Wednesday in Sorrento; overcast and with rain in the air. In discovering an Italy outside Venice, The Other Half and I realised that far better planning is needed if we were not to find that all our boats (to the Amafi villages) had sailed by the middle of the morning and left us wondering what to do with the rest of the day.
That I was not sure where my purse is did not help. I was fairly certain it was in our room at the hotel, because I am good about this sort of thing. But nervousness hovered.
Sipping cappuccinos by the marina, we contemplated what to do. In the event, we decided to see if there was any of Sorrento’s old town – at least the shopping bit of it – that we had not checked out two days earlier.
It turns out that we had not seen everything – even in tourist shopping terms. We had not, for instance, seen any of the shops selling the cameos that feature highly in guide books for the town.
Our first encounter was in a shop where a craftsman sat at the front, crafting a cameo on shell, while completed works were on display in cabinets around him. An assistant hovered, ready to take cash or card.
There were some interesting pieces. They took conventional cameo style and used it in a more modern way: some of them quite Goth.
There were works in coral as well as shell.

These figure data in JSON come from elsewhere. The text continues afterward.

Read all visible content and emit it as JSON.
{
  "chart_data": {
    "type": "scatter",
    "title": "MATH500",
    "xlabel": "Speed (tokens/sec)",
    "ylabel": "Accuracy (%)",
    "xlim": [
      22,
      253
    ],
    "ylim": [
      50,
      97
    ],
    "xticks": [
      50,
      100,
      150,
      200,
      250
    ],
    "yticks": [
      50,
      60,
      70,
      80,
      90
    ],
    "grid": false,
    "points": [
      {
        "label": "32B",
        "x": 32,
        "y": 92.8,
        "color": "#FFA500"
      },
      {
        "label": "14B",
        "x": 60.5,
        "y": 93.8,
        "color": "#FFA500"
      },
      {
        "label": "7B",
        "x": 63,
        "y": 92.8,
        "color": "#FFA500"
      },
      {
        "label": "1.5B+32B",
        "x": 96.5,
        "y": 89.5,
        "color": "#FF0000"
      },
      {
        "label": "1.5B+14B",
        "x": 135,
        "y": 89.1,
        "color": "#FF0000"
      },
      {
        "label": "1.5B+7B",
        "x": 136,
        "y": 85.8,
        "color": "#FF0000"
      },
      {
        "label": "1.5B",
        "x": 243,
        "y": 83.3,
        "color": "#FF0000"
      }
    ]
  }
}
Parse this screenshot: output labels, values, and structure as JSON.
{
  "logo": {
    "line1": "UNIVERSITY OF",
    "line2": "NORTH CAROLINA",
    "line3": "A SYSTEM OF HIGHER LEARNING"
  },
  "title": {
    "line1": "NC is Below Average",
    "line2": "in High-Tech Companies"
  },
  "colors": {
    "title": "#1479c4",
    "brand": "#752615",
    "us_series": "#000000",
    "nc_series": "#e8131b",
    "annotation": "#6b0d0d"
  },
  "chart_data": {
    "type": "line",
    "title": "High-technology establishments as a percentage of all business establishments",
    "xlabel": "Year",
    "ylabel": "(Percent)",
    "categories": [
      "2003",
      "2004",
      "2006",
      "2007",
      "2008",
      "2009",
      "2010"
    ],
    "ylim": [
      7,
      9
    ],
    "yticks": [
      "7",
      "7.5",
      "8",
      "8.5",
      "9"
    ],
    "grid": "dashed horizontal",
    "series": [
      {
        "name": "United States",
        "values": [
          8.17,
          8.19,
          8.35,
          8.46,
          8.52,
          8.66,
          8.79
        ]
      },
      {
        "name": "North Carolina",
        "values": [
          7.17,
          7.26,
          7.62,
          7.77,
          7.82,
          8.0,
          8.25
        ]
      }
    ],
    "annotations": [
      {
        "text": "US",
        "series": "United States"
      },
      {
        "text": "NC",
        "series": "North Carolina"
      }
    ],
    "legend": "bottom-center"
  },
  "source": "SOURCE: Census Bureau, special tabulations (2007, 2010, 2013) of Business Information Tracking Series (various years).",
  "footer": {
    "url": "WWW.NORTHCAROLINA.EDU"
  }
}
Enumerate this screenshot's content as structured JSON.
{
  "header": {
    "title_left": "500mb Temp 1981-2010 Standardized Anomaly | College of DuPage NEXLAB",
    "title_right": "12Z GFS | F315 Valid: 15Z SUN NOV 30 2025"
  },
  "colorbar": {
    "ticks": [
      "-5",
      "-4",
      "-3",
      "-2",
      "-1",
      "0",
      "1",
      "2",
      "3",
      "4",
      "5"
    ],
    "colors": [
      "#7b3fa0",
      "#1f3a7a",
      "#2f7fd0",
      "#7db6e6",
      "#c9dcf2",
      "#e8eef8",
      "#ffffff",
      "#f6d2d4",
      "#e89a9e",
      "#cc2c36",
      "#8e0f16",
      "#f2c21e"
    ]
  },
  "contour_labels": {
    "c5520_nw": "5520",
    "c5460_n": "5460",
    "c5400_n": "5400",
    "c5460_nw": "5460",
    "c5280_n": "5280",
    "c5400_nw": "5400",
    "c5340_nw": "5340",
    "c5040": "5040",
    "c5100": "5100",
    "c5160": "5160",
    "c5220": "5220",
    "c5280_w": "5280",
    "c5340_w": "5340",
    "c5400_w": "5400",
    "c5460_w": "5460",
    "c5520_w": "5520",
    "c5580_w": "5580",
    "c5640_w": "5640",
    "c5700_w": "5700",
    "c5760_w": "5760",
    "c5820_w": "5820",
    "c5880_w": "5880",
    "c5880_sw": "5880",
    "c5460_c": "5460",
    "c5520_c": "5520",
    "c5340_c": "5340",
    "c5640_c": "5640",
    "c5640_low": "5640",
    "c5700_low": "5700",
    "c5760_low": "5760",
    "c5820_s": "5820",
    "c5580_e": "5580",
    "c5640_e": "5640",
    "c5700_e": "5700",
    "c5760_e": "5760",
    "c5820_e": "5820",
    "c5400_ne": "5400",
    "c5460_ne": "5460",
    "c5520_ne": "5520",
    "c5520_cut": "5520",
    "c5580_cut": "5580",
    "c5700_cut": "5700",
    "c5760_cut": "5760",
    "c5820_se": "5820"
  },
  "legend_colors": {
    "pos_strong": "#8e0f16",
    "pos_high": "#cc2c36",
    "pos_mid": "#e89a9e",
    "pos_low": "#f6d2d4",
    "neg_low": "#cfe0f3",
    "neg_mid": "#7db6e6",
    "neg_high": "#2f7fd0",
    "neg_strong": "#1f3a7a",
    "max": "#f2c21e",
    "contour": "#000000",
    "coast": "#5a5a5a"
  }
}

Climbing the steep street we discovered further shops selling cameos, but none as good and none with someone inside the front window showing how it’s done.
After filling time in such a way, what about lunch? The Other Half asked the question. I didn’t know what I was in the mood for, but shortly after, spotted a sign to an eatery that was off the street. No waiters – the new mermaids – were trying to lure us in, so that was a recommendation.
We found a table under plastic cover, in a garden. To my right, with a table between us, sat a middle-aged American couple. They had come from the vast cruise ship moored just outside Sorrento’s marina.
The experience of the cruise was telling and husband was musing to wife that what he was seeing and experiencing in Europe was showing him that actually, it was the US that had vast problems.
But his philosophising was a cut short as another couple took this table between us.
The new couple were also American. In this case, just married.
The OH's salt-baed fish, about to be served |
The younger woman was Barbie in a pink, belted tunic coat, over pale, flowered leggings and with large, looped earrings covered in glimmering stones, impossibly smooth foundation and huge eyelashes.
The women talked as though the US is a tiny island and they’ve known each other for years. They discussed fashion across the tables. The older woman then asked how you got to Sorrento if not from the sea, astonished that this part of the world can be traversed by train.
The newly married couple shared oysters with a sense of intimate theatre. They were also ‘experimenting’ with different wines, so depending how much they got through, the oysters may have been rendered useless.
He wore a cream, soft leather jacket that screamed a high price tag and was probably bought locally.
As the older couple, who were from Arizona, departed, the woman told their lunch acquaintances: “Just keep saying ‘I love you’ – that’s something I learned early.”
Once they’d gone, it was clear he was already learning to love conversation about shopping.
For their second course, she had a plate of spaghetti with black truffle; he, a lobster with ravioli. After a few bites, they exchanged plates.
Terrific turbot |
Compared to young, female diners seen elsewhere, terrified of the calorific content of half a bowl of leaves, she was trying an interesting and sensual tack – relishing her food with ‘hmms’ and ‘ahhs’: there was even a breathy sigh that is all polite orgasm. How long can this last?
Her conversation quickened with the wine.
At one point, shaking her head and fluttering her eyelashes at the same time, she gazed across the table and said: “Amazing!” Shortly after came a whispered ‘wow!’
When he went to find the rest room, she Instagramed her food through a filter.
On the other side of us sat a multi-race British couple in late middle age. He was hoping for onion in his salad, but had no luck when he asked the waiter if this was possible. Both had lobster.
He and the boiled crustacean shared a complexion. In his case, this was in contrast with white hair cut short in a fashion that seemed almost military: a pink polo shirt, a navy sweater and a beige gillet. She sported an elegant scarf in blue and white over a sea green top and seemed to take her husband’s worries about the importance of onion as a salad ingredient with good grace.
They worked at the lobster with quiet pleasure. In the event, the lack of allium amid the leaves did not seem to be such a major problem.
Nearby, a French couple dined; he swirled a glass of wine and then tasted it with a certain disdain.
I had turbot in a lemon cream sauce that supported the view, discovered online, that this restaurant is really very good. I’d say it was the best turbot I’ve had. The Other Half had salt-baked bream. It produced theatre, followed by good eating.
This is life and lunch in Italy.
This is life and lunch in Italy.
Oh: and my purse was back in the room, in a bag. So much for the panic.